- Smart Healthcare, Monday 14 December 2009 12.20 GMT
When NHS patients look for help, where do they tend to find it?
Not from the august bodies that have been set up over several hundred years to control, supervise and promote the practice of medicine. Not the hospital governors, not the Royal Colleges, not the General Medical Council, not the BMA, not the Patients' Alliance. Not even the local press and MPs. Not, above all, the Nursing and Midwifery Council, which chose to strike off Margaret Haywood for blowing the whistle on appalling conditions at the Royal Sussex Hospital in Brighton (although her appeal was successful). A vulnerable patient like me seems to have nowhere to turn to in the face of this regulatory breakdown across the NHS.
I don't know much about these august bodies, but have suspected for a long time that they are part of the problem not the solution. The one that has the highest profile, and seems to me to betray the most subconscious unreconstructed 19th century attitudes in its public statements, is the BMA. I know it is not a regulator but a trade union, but surely it should pay some attention to the plight of the patients in its members' care.
Instead, what it does is to deplore websites like patientopinion.com and Iwantgreatcare.org, which encourage the patients to answer back.

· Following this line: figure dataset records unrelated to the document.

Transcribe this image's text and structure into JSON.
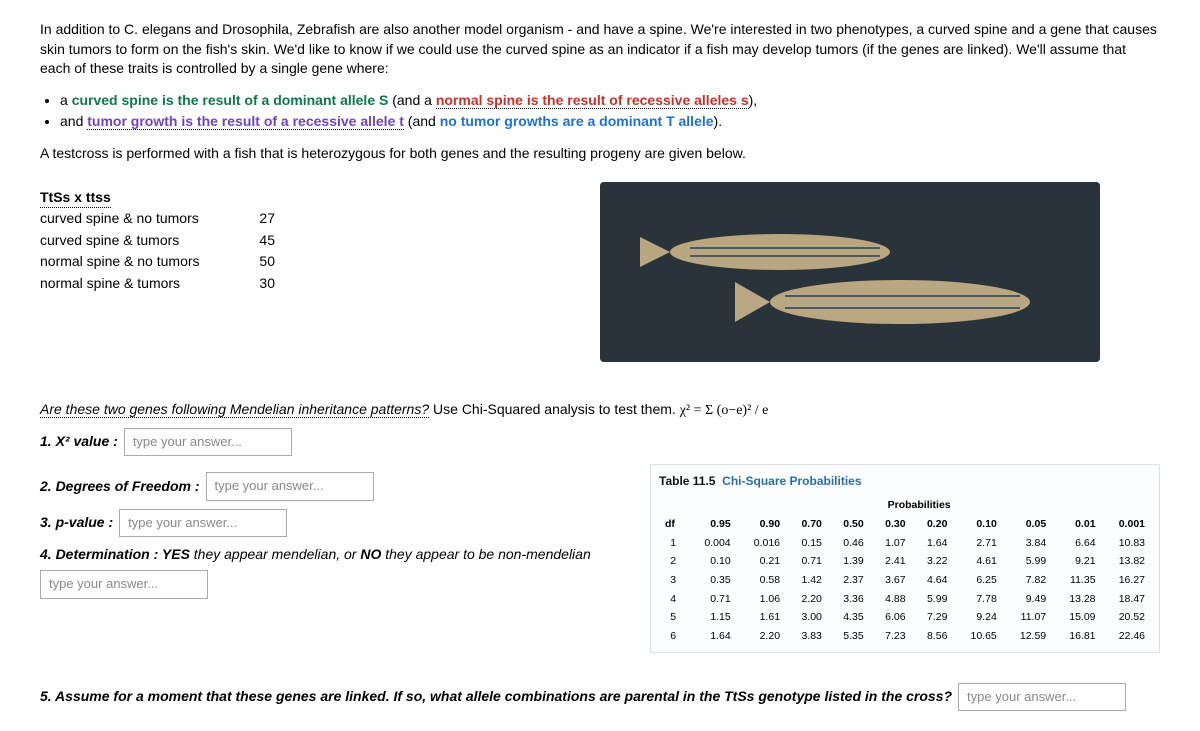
{
  "intro": {
    "p1": "In addition to C. elegans and Drosophila, Zebrafish are also another model organism - and have a spine. We're interested in two phenotypes, a curved spine and a gene that causes skin tumors to form on the fish's skin. We'd like to know if we could use the curved spine as an indicator if a fish may develop tumors (if the genes are linked). We'll assume that each of these traits is controlled by a single gene where:",
    "bullet1_a": "a ",
    "bullet1_b": "curved spine is the result of a dominant allele S",
    "bullet1_c": " (and a ",
    "bullet1_d": "normal spine is the result of recessive alleles s",
    "bullet1_e": "),",
    "bullet2_a": "and ",
    "bullet2_b": "tumor growth is the result of a recessive allele t",
    "bullet2_c": " (and ",
    "bullet2_d": "no tumor growths are a dominant T allele",
    "bullet2_e": ").",
    "testcross": "A testcross is performed with a fish that is heterozygous for both genes  and the resulting progeny are given below."
  },
  "progeny": {
    "header": "TtSs x ttss",
    "rows": [
      {
        "label": "curved spine & no tumors",
        "value": "27"
      },
      {
        "label": "curved spine & tumors",
        "value": "45"
      },
      {
        "label": "normal spine & no tumors",
        "value": "50"
      },
      {
        "label": "normal spine & tumors",
        "value": "30"
      }
    ]
  },
  "question": {
    "lead": "Are these two genes following Mendelian inheritance patterns?",
    "rest": " Use Chi-Squared analysis to test them. ",
    "formula": "χ² = Σ (o−e)² / e"
  },
  "answers": {
    "q1_label": "1. X² value :",
    "q2_label": "2. Degrees of Freedom :",
    "q3_label": "3. p-value :",
    "q4_label_a": "4. Determination : ",
    "q4_label_b": "YES",
    "q4_label_c": " they appear mendelian, or ",
    "q4_label_d": "NO",
    "q4_label_e": " they appear to be non-mendelian",
    "placeholder": "type your answer...",
    "q5_a": "5. Assume for a moment that these genes are linked. If so, what allele combinations are parental in the TtSs genotype listed in the cross?"
  },
  "chi": {
    "title_a": "Table 11.5",
    "title_b": "Chi-Square Probabilities",
    "prob_label": "Probabilities",
    "df_label": "df",
    "p_headers": [
      "0.95",
      "0.90",
      "0.70",
      "0.50",
      "0.30",
      "0.20",
      "0.10",
      "0.05",
      "0.01",
      "0.001"
    ],
    "rows": [
      {
        "df": "1",
        "v": [
          "0.004",
          "0.016",
          "0.15",
          "0.46",
          "1.07",
          "1.64",
          "2.71",
          "3.84",
          "6.64",
          "10.83"
        ]
      },
      {
        "df": "2",
        "v": [
          "0.10",
          "0.21",
          "0.71",
          "1.39",
          "2.41",
          "3.22",
          "4.61",
          "5.99",
          "9.21",
          "13.82"
        ]
      },
      {
        "df": "3",
        "v": [
          "0.35",
          "0.58",
          "1.42",
          "2.37",
          "3.67",
          "4.64",
          "6.25",
          "7.82",
          "11.35",
          "16.27"
        ]
      },
      {
        "df": "4",
        "v": [
          "0.71",
          "1.06",
          "2.20",
          "3.36",
          "4.88",
          "5.99",
          "7.78",
          "9.49",
          "13.28",
          "18.47"
        ]
      },
      {
        "df": "5",
        "v": [
          "1.15",
          "1.61",
          "3.00",
          "4.35",
          "6.06",
          "7.29",
          "9.24",
          "11.07",
          "15.09",
          "20.52"
        ]
      },
      {
        "df": "6",
        "v": [
          "1.64",
          "2.20",
          "3.83",
          "5.35",
          "7.23",
          "8.56",
          "10.65",
          "12.59",
          "16.81",
          "22.46"
        ]
      }
    ]
  },
  "colors": {
    "green": "#0a7a4a",
    "red": "#c9302c",
    "purple": "#6f42c1",
    "blue": "#1e6fd9",
    "box_border": "#aaa",
    "placeholder": "#888",
    "chi_border": "#d9e0e6"
  }
}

The BMA fears that individual doctors and hospitals will be smeared by anonymous malcontents and other patients from hell. Yeah, OK, there is a remote danger of this, but surely it should welcome these running surveys – costing the NHS nothing – which can give advance warning of which clinicians and hospitals are failing. Or perhaps the BMA is only interested in protecting its medical members?

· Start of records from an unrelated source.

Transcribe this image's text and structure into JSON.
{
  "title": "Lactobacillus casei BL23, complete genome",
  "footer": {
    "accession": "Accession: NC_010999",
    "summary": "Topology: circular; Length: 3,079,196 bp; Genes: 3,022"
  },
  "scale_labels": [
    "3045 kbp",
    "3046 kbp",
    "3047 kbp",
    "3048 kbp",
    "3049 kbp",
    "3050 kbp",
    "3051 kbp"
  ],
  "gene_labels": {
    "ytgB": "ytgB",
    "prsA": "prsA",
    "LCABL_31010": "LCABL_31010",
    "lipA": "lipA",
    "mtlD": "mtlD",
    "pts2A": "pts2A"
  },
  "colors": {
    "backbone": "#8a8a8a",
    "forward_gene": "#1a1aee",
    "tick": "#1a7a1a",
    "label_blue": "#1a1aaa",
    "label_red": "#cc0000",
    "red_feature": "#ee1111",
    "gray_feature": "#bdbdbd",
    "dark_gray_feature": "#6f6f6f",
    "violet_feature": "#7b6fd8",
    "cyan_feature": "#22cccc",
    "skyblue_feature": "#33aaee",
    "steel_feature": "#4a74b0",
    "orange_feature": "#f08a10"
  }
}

It seems to me that when statistics based regulation is being shown to be too slow, and whistle blowers are terrorised into silence by management, that these 'healthcare 2.0' websites provide a new desperately needed line of defence for patients.

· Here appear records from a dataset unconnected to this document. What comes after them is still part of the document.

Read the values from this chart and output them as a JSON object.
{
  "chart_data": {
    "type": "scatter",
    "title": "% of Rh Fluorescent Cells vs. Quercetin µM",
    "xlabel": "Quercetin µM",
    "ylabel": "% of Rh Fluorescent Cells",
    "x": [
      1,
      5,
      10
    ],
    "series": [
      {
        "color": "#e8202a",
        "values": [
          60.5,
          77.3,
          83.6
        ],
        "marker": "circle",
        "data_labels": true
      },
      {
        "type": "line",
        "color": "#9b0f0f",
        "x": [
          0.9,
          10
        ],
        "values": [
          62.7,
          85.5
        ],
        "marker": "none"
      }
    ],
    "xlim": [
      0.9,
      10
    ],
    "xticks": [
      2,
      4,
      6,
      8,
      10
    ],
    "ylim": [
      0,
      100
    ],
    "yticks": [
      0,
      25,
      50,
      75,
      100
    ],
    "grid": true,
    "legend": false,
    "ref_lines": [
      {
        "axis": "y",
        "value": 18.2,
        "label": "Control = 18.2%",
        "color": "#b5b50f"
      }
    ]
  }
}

In March Gordon Brown announced a new NHS initiative for patient feedback, Working together: Public services on your side. Immediately, some panjandrum from the BMA complained that "the consumerist approach being advocated by the government is not well suited to the NHS. Patients are not supermarket customers, and doctors are doing more than providing an easily rated commodity….. There is a risk that this exercise could reduce NHS care to a meaningless popularity contest, encouraging perverse behaviours and an emphasis on the superficial."
I would have thought that there is not enough consumerism in the NHS. The consumer is hardly heard, despite the mantra intoned by all levels across the higher echelons of the NHS that "patient safety is paramount" and "we welcome feedback from patients". Indeed, doctors could learn a lot from some of the customer service practices of supermarkets.
Worse still, the panjandrum's statement betrays contempt for the patient. Of course, every patient realises that the NHS is not a supermarket. He or she expects better, more empathetic service from doctors and nurses than is on offer in a supermarket, and realises that what he gets is more than a commodity. Patients are not stupid
Whatever makes the panjandrum think that if a patient is moved to write a review about treatment from a doctor or hospital that may have saved his life, that he will approach it as a "meaningless popularity contest" and emphasise "the superficial". The very idea is insulting and patronising to the average patient. But it does reveal how far attitudes at the top of the BMA have to move before they reach the 21st century.